Julian Assange : Si les parlementaires de l'UE veulent consulter le TTIP (PTCI), il leur faut appeler l'ambassade des États-Unis et prendre rendez-vous. Les rendez-vous sont possibles deux jours par semaine avec des créneaux de deux heures. Seuls deux parlementaires sont autorisés à la fois. Ils se rendent à l'ambassade des États-Unis, doivent se séparer de tout appareil électronique de manière à ne pouvoir prendre copie, doivent accepter de ne rien dévoiler, puis on les emmène dans une salle de lecture sécurisée, où deux gardes de l'ambassade des États-Unis observent tout ce qu'ils font.
Comment, dans ces conditions, les parlementaires de l'UE peuvent-ils réellement comprendre ce qu'ils sont en train de négocier au nom de l'Europe ?
Voix off : Les plus grandes entreprises mondiales n'ont pas ce problème. Elles ont été reçues en VIP dès le premier jour, et elles disposent d'une grande influence dans les négociations. John Pilger : Les gens comme vous et moi sont exclus. Les gouvernements, dans une grande mesure, sont exclus. Celles qui en revanche sont acceptées, ce sont les entreprises multinationales.
Matt Kennard : Ces accords sont avant tout des accords de propriété pour les entreprises.
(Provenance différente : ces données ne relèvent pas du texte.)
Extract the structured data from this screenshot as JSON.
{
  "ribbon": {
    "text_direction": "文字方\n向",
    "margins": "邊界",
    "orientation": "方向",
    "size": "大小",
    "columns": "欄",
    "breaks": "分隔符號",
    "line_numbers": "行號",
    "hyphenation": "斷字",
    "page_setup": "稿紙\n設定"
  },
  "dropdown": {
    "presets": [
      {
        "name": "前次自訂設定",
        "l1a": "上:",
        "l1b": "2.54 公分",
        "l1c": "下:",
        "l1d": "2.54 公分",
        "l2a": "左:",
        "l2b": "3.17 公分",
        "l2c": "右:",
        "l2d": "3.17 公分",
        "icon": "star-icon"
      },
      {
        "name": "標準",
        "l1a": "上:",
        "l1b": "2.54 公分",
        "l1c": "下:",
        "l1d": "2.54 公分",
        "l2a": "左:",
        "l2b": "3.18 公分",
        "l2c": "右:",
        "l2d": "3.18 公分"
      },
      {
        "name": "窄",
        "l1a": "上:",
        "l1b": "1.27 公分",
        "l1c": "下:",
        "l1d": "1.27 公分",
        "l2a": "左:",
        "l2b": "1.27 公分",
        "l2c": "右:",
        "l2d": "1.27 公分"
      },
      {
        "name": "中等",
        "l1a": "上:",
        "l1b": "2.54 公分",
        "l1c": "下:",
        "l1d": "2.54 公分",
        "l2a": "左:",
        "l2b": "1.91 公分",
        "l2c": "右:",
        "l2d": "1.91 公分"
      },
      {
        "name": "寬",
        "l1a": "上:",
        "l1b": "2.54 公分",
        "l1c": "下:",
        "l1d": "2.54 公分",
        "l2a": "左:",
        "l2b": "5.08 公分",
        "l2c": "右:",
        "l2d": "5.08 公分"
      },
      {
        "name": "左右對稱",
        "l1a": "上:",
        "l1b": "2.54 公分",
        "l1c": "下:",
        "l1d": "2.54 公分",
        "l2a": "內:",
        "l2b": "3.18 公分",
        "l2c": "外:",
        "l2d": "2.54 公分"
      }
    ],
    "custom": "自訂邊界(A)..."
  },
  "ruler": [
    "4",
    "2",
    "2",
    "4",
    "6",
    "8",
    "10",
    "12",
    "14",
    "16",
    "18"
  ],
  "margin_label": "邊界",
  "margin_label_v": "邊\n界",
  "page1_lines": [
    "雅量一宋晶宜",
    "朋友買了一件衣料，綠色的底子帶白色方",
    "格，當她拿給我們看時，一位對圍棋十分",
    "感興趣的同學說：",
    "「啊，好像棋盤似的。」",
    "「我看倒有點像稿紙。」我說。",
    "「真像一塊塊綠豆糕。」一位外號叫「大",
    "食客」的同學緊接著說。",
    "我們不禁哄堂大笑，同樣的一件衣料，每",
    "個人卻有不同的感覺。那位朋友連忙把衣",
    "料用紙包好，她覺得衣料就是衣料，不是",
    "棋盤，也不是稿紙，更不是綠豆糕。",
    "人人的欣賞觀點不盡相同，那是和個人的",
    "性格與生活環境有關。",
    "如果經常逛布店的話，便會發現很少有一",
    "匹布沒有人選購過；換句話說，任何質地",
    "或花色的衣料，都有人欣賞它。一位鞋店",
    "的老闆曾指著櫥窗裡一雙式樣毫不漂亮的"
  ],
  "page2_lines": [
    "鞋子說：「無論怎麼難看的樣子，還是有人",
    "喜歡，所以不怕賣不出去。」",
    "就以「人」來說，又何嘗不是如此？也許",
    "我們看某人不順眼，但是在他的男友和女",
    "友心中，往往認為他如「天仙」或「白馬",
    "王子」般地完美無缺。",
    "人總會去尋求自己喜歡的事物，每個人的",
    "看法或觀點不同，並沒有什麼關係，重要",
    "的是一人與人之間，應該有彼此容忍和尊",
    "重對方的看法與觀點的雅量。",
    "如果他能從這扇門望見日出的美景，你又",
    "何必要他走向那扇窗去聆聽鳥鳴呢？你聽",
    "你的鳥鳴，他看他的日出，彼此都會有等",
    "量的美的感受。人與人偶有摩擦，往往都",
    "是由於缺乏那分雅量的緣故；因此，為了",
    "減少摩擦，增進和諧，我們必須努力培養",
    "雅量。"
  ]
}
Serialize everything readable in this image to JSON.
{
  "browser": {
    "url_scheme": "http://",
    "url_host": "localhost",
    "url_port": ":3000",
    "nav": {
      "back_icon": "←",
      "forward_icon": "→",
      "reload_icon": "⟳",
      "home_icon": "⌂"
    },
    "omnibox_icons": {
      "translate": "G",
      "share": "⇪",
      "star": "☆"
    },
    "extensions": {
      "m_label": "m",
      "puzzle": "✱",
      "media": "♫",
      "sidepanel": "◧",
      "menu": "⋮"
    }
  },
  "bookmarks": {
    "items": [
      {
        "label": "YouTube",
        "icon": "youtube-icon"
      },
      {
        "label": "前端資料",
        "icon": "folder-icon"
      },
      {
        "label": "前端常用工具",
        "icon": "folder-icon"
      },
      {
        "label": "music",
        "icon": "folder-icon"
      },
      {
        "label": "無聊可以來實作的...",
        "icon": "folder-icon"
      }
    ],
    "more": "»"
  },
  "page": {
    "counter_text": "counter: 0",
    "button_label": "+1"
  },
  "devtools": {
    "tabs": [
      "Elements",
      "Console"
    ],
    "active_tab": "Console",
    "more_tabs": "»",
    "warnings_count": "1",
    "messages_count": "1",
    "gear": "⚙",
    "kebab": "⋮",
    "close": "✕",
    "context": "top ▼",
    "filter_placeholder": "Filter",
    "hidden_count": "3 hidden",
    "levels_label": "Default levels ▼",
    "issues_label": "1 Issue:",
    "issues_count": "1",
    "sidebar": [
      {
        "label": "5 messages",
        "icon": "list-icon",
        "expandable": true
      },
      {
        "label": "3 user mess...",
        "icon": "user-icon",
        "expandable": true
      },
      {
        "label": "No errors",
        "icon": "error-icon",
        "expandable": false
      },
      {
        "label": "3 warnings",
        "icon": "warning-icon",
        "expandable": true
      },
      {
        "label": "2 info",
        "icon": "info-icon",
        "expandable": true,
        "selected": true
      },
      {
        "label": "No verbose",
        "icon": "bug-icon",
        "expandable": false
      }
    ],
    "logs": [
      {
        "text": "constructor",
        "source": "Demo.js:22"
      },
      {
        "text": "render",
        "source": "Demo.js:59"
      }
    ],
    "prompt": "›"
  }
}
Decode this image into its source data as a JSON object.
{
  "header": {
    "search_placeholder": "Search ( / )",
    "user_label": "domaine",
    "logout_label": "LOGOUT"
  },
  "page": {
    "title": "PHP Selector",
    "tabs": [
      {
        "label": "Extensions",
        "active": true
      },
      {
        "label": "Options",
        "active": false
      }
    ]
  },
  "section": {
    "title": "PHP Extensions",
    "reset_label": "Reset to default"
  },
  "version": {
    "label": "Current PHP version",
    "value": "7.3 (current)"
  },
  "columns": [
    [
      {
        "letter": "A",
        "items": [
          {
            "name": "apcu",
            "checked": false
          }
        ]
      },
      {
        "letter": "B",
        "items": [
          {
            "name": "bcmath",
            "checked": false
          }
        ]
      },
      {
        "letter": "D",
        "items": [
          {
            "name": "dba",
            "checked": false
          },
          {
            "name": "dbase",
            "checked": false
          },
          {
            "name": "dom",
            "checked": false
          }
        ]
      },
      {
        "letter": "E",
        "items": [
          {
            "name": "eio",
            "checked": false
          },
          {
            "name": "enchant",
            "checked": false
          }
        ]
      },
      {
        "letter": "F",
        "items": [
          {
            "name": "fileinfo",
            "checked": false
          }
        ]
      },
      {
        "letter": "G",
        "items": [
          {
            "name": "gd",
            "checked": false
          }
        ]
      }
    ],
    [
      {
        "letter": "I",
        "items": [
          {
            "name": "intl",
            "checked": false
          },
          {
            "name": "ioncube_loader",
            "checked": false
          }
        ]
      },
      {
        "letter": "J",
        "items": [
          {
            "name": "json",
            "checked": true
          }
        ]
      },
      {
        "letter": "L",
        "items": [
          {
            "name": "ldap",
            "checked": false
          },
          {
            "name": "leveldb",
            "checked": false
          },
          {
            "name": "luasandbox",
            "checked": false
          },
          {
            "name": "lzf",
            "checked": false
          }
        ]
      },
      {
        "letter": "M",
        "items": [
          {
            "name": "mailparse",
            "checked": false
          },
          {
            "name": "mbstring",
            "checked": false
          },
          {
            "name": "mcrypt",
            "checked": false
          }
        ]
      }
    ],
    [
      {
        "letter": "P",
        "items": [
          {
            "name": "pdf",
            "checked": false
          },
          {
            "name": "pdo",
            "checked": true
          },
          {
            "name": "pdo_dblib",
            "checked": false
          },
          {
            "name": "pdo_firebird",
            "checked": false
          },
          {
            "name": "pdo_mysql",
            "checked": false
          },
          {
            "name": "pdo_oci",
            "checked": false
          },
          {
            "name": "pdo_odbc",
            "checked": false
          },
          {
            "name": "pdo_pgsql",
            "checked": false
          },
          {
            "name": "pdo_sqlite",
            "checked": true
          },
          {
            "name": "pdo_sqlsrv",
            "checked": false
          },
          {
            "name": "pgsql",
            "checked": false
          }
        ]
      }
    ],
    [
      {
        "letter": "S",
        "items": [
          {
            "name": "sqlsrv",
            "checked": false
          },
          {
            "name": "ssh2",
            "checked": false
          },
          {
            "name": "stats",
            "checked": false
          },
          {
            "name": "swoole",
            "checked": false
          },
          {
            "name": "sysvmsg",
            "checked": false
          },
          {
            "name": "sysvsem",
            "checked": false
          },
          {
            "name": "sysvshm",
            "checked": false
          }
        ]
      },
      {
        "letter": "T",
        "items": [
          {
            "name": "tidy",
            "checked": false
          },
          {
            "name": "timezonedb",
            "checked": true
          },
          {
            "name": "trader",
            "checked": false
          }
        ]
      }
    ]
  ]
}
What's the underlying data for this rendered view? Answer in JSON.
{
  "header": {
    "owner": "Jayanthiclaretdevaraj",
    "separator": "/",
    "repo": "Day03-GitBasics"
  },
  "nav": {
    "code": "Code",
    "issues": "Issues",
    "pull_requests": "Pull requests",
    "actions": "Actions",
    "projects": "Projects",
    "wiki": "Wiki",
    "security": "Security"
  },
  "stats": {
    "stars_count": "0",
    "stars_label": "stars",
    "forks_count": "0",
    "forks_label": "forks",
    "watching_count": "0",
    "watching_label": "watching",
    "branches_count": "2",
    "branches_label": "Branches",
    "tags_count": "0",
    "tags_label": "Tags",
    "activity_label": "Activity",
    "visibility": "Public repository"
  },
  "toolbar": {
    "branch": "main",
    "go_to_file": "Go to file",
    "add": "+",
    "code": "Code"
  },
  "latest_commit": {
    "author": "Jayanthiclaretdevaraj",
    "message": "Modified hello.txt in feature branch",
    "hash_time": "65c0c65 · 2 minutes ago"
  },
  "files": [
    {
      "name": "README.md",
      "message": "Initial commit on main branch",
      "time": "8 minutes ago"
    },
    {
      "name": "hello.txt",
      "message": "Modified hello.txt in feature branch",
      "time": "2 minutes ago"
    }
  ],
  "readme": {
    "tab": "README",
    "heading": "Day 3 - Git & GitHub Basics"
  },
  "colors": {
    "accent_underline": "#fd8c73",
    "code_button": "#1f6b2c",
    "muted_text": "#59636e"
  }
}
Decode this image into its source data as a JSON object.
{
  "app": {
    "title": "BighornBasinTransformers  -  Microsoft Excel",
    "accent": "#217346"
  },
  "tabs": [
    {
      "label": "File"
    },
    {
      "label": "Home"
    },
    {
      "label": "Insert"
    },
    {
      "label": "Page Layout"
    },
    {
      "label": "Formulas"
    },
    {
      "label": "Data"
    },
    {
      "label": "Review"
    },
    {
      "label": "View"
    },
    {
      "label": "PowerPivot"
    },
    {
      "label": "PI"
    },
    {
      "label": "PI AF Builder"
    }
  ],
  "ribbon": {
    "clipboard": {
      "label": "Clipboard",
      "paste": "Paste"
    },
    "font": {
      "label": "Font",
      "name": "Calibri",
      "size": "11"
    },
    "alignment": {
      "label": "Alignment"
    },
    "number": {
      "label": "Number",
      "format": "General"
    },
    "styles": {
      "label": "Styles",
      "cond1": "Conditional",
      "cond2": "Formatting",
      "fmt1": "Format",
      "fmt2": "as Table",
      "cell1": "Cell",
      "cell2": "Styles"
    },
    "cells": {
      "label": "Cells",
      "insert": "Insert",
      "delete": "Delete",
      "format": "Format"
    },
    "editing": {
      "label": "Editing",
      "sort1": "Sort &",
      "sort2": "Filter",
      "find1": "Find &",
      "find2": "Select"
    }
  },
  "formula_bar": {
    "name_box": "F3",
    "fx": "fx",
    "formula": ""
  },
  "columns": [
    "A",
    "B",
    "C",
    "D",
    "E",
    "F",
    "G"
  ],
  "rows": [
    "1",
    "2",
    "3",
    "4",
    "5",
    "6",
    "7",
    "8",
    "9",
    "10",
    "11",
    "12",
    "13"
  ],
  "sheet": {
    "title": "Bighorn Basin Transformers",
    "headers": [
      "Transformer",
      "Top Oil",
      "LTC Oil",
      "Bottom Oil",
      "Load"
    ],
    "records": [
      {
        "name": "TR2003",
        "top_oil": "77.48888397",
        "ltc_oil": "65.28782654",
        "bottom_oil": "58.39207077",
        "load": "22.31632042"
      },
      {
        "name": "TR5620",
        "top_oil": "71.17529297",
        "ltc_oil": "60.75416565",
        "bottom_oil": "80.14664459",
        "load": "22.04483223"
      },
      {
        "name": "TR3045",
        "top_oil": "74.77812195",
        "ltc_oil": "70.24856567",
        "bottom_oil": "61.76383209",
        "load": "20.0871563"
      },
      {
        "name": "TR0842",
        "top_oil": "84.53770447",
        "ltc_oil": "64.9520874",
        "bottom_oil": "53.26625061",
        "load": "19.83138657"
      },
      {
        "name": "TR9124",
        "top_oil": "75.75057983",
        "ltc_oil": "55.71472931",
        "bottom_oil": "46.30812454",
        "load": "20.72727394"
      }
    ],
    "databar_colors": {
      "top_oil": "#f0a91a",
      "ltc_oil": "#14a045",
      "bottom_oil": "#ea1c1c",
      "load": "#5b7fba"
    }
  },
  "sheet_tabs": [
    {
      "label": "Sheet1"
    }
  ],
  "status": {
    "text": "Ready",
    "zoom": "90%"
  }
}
Ce qui est curieux concernant les accords de libre-échange, tels que nous les comprenons, c'est qu'ils n'ont souvent rien à voir avec le commerce, au sens de l'abaissement mutuel des tarifs [douaniers]. Ils consistent en fait à incorporer un régime de droit des investisseurs dans leurs pays respectifs et de s'assurer qu'une grosse entreprise peut s'en donner à cœur joie dans leurs économies respectives avec très peu de règlementation ni de contrôle de la part du gouvernement ou des autorités.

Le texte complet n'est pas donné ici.